Can somebody explain?
"Non-orientable surface" is the thing. The surface of that thing is not orientable. That means you can't draw some normal vector to define the surface. When you traverse through the surface with a normal vector you can end up in the same point with that vector pointing the opposite direction in such a surface. That gives two directions for the same point or in other words you can't define the surface like that with a normal vector. Its the surface and not the shape itself that is non-orientable
thanks this is the only answer I understoo!
Thanks to everybody else tho appreciate it
firstly understand the context which is smooth manifolds, for simplicity imagine a 2d manifold embedded in 3d space - so a sheet of rubber that can pass through itself but can't kink or do any funny business, just like in that sphere inversion video.
the definition of a manifold is basically that it can be built out of patches (sheets of rubber in our analogy), for instance to make a sphere, we need two sheets of rubber (ignore the actual logistics of the deformation required).
Now say that our sheets of rubber come with a textured and a smooth side, there are two ways to attach the sheets of rubber to make a sphere, one of which produces a sphere which is entirely smooth on the outside. This is what we mean by orientable, we can build it out of patches with a consistent "outside".

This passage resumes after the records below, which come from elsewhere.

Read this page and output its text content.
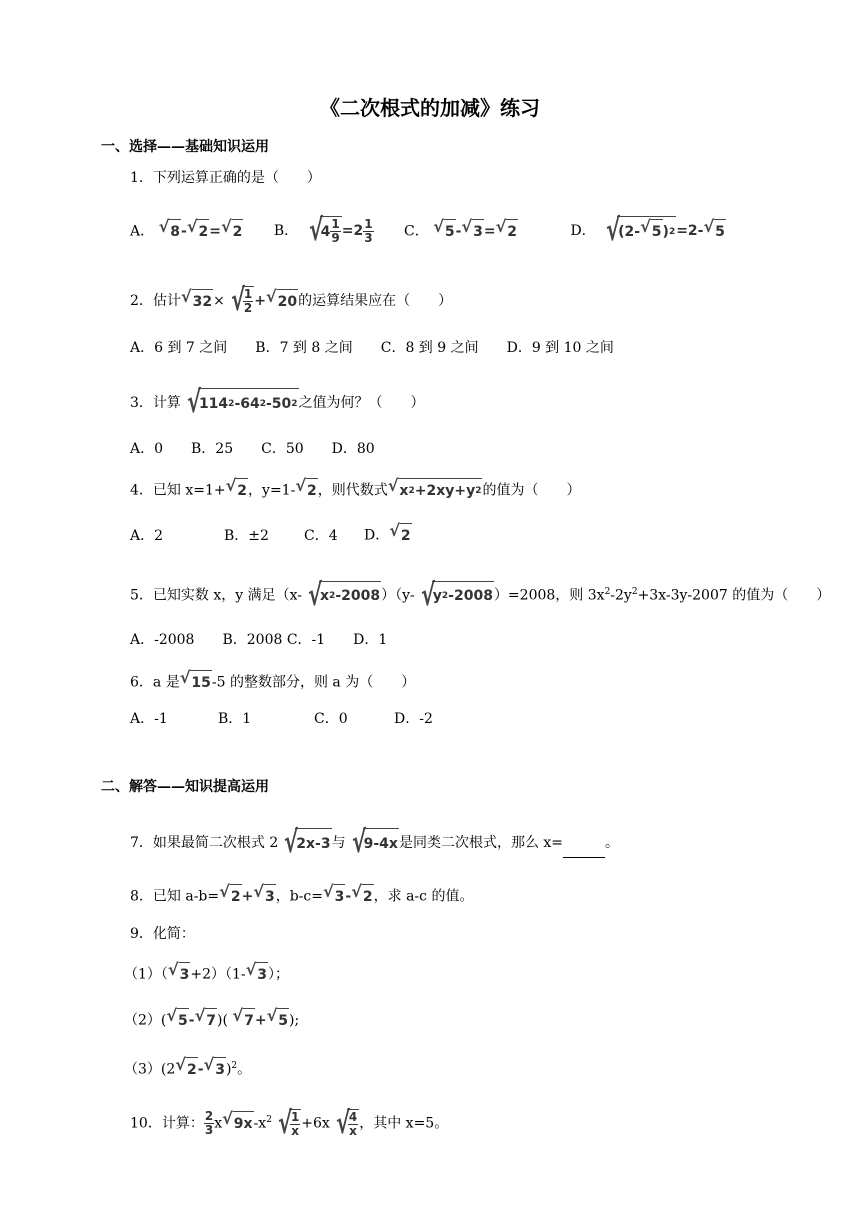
《二次根式的加减》练习
一、选择——基础知识运用
1．下列运算正确的是（　　）
A． √ 8 - √ 2 = √ 2 B． √
$4 \frac{1}{9} =2 \frac{1}{3}$ C． √ 5 - √ 3 = √ 2	D． √
(2- √ 5 ) 2 =2- √ 5
2．估计 √ 32 × √
$\frac{1}{2}$ + √ 20 的运算结果应在（　　）
A．6 到 7 之间　　B．7 到 8 之间　　C．8 到 9 之间　　D．9 到 10 之间
3．计算 √
114 2 -64 2 -50 2 之值为何？（　　）
A．0　　B．25　　C．50　　D．80
4．已知 x=1+ √ 2 ，y=1- √ 2 ，则代数式 √ x 2 +2xy+y 2 的值为（　　）
A．2	B．±2	C．4 D． √ 2
5．已知实数 x，y 满足（x- √
x 2 -2008 ）（y- √
y 2 -2008 ）=2008，则 $3x^2-2y^2+3x-3y-2007$ 的值为（　　）
A．-2008　　B．2008 C．-1　　D．1
6．a 是 √ 15 -5 的整数部分，则 a 为（　　）
A．-1	B．1	C．0	D．-2
二、解答——知识提高运用
7．如果最简二次根式 2 √
2x-3 与 √
9-4x 是同类二次根式，那么 x=	。
8．已知 a-b= √ 2 + √ 3 ，b-c= √ 3 - √ 2 ，求 a-c 的值。
9．化简：
（1）（ √ 3 +2）（1- √ 3 ）；
（2）( √ 5 - √ 7 )( √ 7 + √ 5 );
（3）(2 √ 2 - √ 3 )$^2$。
10．计算： $\frac{2}{3}$ x √ 9x $-x^2$ √
$\frac{1}{x} +6x$ √
$\frac{4}{x}$ ，其中 x=5。
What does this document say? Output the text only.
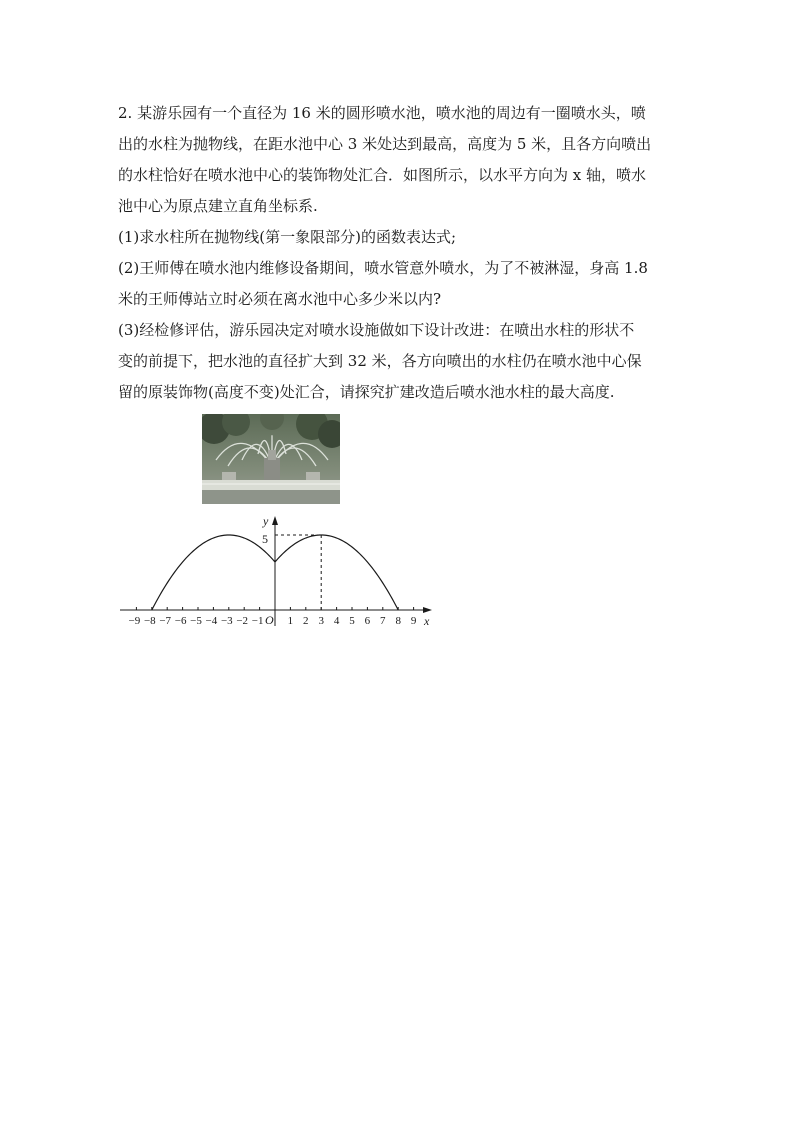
2. 某游乐园有一个直径为 16 米的圆形喷水池，喷水池的周边有一圈喷水头，喷

出的水柱为抛物线，在距水池中心 3 米处达到最高，高度为 5 米，且各方向喷出

的水柱恰好在喷水池中心的装饰物处汇合．如图所示，以水平方向为 x 轴，喷水

池中心为原点建立直角坐标系.

(1)求水柱所在抛物线(第一象限部分)的函数表达式;

(2)王师傅在喷水池内维修设备期间，喷水管意外喷水，为了不被淋湿，身高 1.8

米的王师傅站立时必须在离水池中心多少米以内?

(3)经检修评估，游乐园决定对喷水设施做如下设计改进：在喷出水柱的形状不

变的前提下，把水池的直径扩大到 32 米，各方向喷出的水柱仍在喷水池中心保

留的原装饰物(高度不变)处汇合，请探究扩建改造后喷水池水柱的最大高度.

y
x
O
5
−9 −8 −7 −6 −5 −4 −3 −2 −1 1 2 3 4 5 6 7 8 9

Consider the counterexample of a mobius strip, which we construct from a single strip of rubber by attaching one end to the other "backwards" (rough-smooth). Since we have defined it this way, it cannot be orientable. The klein bottle is another example, but somewhat cooler than the mobius strip since its a surface without edges.
There are many other definitions of orientable depending on the context, since manifolds are a lot more general than I have shown you here.
I don't know what orientable manifolds have to do with being responsible.
If you follow the surface with your finger, starting from the outside, you can end up on the inside, without traversing the surface. There is only one surface, no concept of outside or inside, contrary to a good old cube for instance.
Similar to a Moebius strip but with a higher dimension. A MS is easier to understand since you can easily make one to try to run your finger on the surface and end up anywhere.